A collaboration between ICR, Parc de Salut Mar, the Radboud Medical University Center in Nijmegen (The Netherlands) and the Biomedical Imaging Technologies (BIT) group from the Polytechnic University of Madrid (UPM) has allowed the development of a tool for telemedicine and an algorithm based on Artificial Intelligence that would facilitate the automatic detection of glaucoma from retinographies (fundus images). This research project, funded by the Carlos III Health Institute, has been led by Dr. Alfonso Antón, head of the ICR Glaucoma Department.
Glaucoma is one of the diseases that causes more visual impairment in Spain, with a prevalence of 2.1% in people over 40 years. Early diagnosis and treatment may prevent or slow down this loss of vision, but currently this is an expensive procedure, which includes several tests (including retinography), which must be subsequently analysed by one or more specialists in search of pathological signs. Thus, this important collaboration has allowed the development of an algorithm based on Artificial Intelligence that automatically processes and classifies the images provided by retinographies and labels them as normal or glaucomatous.
In a first phase, the Biomedical Imaging Technologies group of the UPM implemented a telemedicine tool through which the data of more than a thousand ophthalmological test were introduced and evaluated. At the same time and using the same tool, a double remote evaluation of these tests was carried out by a group of specialists and a group of non-specialists. In case of discrepancy, the final diagnosis was made by two ophthalmologists specializing in glaucoma, also through the telemedicine tool.
In a second stage, a comparison of algorithms was performed in order to select the most relevant for the automatic classification of glaucoma. To complete the study, there was also the collaboration of the Diagnostic Image Analysis Group from the Netherlands.
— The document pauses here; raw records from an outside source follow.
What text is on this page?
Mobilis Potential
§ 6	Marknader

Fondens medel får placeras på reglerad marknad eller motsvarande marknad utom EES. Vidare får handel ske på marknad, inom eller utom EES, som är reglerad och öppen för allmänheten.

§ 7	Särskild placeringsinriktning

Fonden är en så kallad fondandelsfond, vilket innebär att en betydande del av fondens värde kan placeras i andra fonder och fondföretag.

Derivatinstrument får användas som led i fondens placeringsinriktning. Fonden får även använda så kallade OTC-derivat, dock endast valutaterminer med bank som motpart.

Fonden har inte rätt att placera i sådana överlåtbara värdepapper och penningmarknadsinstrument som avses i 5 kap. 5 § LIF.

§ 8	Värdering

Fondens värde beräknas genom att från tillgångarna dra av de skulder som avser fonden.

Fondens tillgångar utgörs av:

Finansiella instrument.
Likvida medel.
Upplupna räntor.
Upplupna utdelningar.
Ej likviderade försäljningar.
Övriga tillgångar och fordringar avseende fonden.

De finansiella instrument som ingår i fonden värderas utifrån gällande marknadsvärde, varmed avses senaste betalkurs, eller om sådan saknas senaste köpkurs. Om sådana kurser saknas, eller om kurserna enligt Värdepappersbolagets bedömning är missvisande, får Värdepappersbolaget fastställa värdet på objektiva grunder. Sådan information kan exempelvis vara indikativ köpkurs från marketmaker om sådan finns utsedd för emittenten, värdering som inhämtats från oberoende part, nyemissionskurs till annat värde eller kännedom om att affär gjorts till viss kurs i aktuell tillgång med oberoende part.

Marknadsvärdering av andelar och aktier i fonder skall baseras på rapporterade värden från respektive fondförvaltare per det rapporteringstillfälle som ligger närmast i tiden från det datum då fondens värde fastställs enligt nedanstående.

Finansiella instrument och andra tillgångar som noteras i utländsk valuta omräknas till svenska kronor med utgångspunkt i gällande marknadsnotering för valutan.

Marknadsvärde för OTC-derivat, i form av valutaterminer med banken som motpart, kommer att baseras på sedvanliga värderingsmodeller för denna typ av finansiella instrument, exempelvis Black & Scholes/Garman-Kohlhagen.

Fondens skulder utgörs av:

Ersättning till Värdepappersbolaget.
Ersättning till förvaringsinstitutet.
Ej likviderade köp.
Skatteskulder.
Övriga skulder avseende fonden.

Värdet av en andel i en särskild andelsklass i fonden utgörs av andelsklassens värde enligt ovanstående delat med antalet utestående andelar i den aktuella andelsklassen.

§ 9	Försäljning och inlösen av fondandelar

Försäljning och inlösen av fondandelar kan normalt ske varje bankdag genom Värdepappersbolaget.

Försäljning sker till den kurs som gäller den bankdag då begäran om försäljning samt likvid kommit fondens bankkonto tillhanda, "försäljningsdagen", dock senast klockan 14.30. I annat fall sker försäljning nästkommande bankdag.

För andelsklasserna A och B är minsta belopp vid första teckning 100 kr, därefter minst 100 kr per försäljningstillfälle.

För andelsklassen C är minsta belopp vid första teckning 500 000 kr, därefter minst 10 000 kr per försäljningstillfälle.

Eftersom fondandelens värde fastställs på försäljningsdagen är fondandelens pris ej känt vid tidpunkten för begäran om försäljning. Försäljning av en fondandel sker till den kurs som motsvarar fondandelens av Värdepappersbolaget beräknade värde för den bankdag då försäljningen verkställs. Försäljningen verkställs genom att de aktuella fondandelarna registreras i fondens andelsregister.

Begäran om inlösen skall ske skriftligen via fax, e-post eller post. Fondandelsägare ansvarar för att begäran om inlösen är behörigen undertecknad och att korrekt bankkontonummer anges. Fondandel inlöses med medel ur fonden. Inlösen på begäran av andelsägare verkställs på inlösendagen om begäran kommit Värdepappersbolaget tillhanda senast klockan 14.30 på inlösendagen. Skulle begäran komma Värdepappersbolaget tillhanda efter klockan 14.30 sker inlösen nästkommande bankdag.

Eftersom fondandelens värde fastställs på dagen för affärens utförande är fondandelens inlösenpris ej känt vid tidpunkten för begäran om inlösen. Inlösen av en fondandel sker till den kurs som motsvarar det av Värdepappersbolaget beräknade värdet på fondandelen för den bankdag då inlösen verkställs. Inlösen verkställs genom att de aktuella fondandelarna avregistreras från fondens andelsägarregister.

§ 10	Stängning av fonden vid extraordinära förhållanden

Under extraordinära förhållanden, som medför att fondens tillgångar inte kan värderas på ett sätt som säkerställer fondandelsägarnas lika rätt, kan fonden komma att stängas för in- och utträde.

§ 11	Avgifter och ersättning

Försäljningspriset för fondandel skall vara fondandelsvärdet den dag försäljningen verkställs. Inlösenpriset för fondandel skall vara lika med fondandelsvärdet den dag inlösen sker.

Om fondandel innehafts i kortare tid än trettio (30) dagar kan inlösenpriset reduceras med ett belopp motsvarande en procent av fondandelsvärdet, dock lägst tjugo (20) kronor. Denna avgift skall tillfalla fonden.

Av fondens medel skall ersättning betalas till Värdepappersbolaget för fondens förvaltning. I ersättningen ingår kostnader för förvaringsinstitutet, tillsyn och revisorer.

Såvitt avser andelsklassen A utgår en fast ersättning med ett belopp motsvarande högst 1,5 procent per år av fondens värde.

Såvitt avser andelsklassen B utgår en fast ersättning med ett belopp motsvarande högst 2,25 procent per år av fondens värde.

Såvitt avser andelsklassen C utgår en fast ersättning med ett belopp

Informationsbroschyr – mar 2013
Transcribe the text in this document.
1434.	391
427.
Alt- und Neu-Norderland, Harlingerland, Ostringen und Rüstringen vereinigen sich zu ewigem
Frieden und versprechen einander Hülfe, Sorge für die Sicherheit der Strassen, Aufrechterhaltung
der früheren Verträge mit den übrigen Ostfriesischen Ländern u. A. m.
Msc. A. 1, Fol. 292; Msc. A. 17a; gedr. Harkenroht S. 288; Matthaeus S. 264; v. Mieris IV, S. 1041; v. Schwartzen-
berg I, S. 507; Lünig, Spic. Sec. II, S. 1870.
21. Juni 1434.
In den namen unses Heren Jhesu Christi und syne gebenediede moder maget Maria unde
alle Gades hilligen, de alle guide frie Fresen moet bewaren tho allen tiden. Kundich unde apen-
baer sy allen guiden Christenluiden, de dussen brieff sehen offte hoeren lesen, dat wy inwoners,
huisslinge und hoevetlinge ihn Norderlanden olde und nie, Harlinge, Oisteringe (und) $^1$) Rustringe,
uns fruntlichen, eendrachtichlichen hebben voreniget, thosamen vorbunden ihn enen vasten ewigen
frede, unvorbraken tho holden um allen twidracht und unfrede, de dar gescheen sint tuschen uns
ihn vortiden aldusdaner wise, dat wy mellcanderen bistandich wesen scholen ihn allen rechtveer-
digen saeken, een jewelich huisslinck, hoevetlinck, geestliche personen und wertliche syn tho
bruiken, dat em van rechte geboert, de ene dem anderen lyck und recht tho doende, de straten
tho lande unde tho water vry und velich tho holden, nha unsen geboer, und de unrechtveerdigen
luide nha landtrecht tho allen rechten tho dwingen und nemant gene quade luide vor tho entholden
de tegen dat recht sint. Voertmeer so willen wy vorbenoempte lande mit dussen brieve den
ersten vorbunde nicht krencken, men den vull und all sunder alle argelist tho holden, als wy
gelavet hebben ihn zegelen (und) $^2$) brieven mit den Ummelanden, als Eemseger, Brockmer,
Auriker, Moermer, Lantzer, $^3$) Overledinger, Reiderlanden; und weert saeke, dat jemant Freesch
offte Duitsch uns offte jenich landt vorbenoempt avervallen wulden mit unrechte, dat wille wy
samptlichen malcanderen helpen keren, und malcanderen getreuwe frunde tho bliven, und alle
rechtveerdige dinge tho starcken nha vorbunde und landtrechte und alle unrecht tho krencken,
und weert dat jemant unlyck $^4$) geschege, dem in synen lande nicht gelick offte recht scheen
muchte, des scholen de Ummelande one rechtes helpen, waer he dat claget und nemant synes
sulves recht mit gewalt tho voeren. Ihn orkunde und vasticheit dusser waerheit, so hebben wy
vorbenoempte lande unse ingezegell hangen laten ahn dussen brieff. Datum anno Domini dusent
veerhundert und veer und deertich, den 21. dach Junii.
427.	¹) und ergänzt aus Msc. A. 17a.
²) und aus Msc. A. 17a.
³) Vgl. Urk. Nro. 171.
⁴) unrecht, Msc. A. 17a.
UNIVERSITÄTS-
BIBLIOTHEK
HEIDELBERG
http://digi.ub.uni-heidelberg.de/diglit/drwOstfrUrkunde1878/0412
This project has demonstrated that through the use of telemedicine and an algorithm based on Artificial Intelligence, we can reach sensitivity and specificity ratios close to 90% of cases, which would be almost the same value reached by the most experienced specialists. Thus, the use of this technology in glaucoma detection campaigns would facilitate the identification and early diagnosis of this disease, which, in turn, would help to start treatment as soon as possible and avoid its most devastating consequences.